Nun steht die Schul- und Ausbildung der Jugendlichen im Vordergrund. "Es gibt ein paar Überflieger, aber ein großer Teil hat gar keine Bildung", sagt Orzschig. Einige könnten auch in ihrer Muttersprache nicht schreiben. Orzschig berichtet von Vorstellungen der Jugendlichen aus ihrem Heimatland, Berufe wie beispielsweise Maurer trotzdem ausüben zu können. Das klappe aber nicht: "In Afghanistan rührt man als Maurer Speis an, hier ist das ein hochqualifizierter Beruf." Schreiben zu können, ist überall ein Muss. Sie geht davon aus, dass es mindestens vier Jahre dauert, um solche Jugendlichen auf ein Niveau zu bringen, mit dem sie eine Ausbildung überhaupt beginnen können.

Viele Jugendliche belaste zudem die Erfahrung der Flucht, manche hätten lebensbedrohliche Situationen erlebt, wie Orzschig sagt. Der Bedarf an Psychotherapie sei bislang aber nicht sehr groß. Durch die engmaschige Betreuung im Heim könne dort viel mit Betreuern gesprochen werden. Psychische Probleme werden sich nach Orzschigs Erwartung aber über Jahre, vielleicht sogar über Generationen hinziehen. "Da kommt einiges auf uns zu."

Die Herausforderung, junge Flüchtlinge aufzunehmen und auszubilden, wird anhalten, so eine persönliche Einschätzung von Orzschig. Sie erwartet, dass sich Wanderungsbewegungen verstärken. Nicht nur wegen Kriegen, wie sie sagt, sondern auch, weil durch den Klimawandel heutiger Lebensraum für Menschen künftig unbewohnbar werde.

  Situation im Landkreis Derzeit leben nach Angaben des Jugendamts 76 unbegleitete minderjährige Flüchtlinge im Landkreis Freudenstadt. Im Vorjahr 2016 lebten 80 Minderjährige, die ohne Eltern geflüchtet sind, in der Region. Sie leben in Jugendhilfeeinrichtungen im Landkreis – zum Teil in gemischten Gruppen mit Kindern aus Deutschland, zum Teil in reinen Flüchtlings-Gruppen.

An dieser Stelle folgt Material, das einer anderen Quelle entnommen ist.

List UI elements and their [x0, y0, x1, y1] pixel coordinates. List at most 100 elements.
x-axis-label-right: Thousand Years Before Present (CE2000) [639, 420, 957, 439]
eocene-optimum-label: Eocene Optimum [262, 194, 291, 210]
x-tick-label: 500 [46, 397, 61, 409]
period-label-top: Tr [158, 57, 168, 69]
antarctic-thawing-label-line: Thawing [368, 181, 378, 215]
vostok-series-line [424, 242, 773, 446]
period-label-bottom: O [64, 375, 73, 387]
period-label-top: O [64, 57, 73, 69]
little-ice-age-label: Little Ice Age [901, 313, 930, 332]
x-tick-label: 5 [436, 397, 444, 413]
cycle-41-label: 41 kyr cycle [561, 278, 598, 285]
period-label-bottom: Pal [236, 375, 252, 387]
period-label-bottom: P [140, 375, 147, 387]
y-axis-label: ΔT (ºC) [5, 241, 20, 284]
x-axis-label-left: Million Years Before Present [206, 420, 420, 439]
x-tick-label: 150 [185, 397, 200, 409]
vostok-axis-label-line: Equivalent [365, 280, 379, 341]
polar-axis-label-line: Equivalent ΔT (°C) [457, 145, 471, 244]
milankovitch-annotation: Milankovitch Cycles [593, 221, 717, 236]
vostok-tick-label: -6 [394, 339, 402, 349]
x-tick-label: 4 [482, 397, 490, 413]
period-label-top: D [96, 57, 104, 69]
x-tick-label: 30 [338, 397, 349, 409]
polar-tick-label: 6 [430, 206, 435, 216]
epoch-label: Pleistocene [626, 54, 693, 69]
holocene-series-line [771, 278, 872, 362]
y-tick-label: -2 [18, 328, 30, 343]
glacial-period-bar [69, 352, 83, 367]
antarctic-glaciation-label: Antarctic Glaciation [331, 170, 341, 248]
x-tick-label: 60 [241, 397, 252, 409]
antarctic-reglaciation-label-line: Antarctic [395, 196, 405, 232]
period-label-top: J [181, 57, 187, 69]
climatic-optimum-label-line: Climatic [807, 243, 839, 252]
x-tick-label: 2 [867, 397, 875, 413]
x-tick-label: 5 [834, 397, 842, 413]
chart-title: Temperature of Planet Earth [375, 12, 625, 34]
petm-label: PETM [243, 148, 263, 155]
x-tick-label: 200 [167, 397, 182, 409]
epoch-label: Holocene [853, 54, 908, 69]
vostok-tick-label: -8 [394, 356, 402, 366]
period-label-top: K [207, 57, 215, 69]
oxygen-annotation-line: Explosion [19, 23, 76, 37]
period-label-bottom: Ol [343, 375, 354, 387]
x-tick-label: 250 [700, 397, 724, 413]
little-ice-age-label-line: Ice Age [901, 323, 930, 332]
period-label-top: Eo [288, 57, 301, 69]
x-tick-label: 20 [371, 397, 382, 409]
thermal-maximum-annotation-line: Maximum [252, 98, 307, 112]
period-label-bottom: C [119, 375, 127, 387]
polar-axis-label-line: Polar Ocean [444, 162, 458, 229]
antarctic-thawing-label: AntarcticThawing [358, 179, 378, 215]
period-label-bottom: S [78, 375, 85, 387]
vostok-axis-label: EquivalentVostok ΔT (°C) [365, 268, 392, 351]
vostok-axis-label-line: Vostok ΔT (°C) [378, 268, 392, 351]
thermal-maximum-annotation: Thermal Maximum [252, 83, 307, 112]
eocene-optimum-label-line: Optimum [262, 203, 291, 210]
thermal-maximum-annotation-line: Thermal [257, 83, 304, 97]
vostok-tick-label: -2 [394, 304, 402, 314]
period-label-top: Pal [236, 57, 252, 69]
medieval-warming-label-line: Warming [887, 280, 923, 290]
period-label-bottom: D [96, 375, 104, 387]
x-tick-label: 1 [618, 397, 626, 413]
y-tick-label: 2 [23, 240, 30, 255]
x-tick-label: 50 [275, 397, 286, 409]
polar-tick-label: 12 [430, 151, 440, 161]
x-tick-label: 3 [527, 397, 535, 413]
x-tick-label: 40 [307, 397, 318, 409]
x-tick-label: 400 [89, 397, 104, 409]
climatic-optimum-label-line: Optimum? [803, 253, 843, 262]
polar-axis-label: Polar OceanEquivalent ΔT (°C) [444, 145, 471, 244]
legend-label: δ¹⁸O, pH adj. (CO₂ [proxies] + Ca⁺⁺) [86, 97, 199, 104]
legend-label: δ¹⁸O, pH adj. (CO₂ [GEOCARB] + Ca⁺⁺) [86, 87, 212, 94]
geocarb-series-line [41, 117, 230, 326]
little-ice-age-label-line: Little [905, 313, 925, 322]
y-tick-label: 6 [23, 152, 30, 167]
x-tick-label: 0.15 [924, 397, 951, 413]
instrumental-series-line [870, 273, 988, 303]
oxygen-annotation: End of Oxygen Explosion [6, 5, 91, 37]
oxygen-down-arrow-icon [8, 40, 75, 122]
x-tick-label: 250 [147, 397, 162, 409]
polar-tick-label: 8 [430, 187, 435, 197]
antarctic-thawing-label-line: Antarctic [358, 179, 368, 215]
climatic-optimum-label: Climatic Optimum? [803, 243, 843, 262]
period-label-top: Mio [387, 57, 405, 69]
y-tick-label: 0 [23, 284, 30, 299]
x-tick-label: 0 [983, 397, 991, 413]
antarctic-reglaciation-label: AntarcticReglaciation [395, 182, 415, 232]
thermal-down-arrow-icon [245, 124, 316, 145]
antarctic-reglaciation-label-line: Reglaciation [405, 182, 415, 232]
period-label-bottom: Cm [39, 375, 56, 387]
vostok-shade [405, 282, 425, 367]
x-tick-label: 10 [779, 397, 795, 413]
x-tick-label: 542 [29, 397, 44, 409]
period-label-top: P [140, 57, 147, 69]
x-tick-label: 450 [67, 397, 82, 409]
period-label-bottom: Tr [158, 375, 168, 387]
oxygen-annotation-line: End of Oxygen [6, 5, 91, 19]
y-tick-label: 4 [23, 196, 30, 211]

Sie kommen aus Afghanistan, Syrien, Irak, Gambia, Somalia, Eritrea, Bangladesch und anderen Ländern. Die meisten kamen über die Balkanroute und haben eine mehrwöchige Flucht hinter sich.   Altersfeststellung

Wenn keine Ausweispapiere vorliegen, führen zwei Fachkräfte des Jugendamts mit Dolmetscher ein Gespräch mit dem Kind oder Jugendlichen. Auch ein Arzt nimmt die Person in Augenschein. Es zählt der Gesamteindruck, der sich zum Beispiel auf das äußere Erscheinungsbild und den Entwicklungsstand stützt. Laut Jugendamt ist eine exakte Altersbestimmung weder auf medizinischem, psychologischem, pädagogischem noch auf anderem Wege möglich. Die Verfahren liefern demnach Näherungswerte mit eine Ungenauigkeit von ein bis zwei Jahren.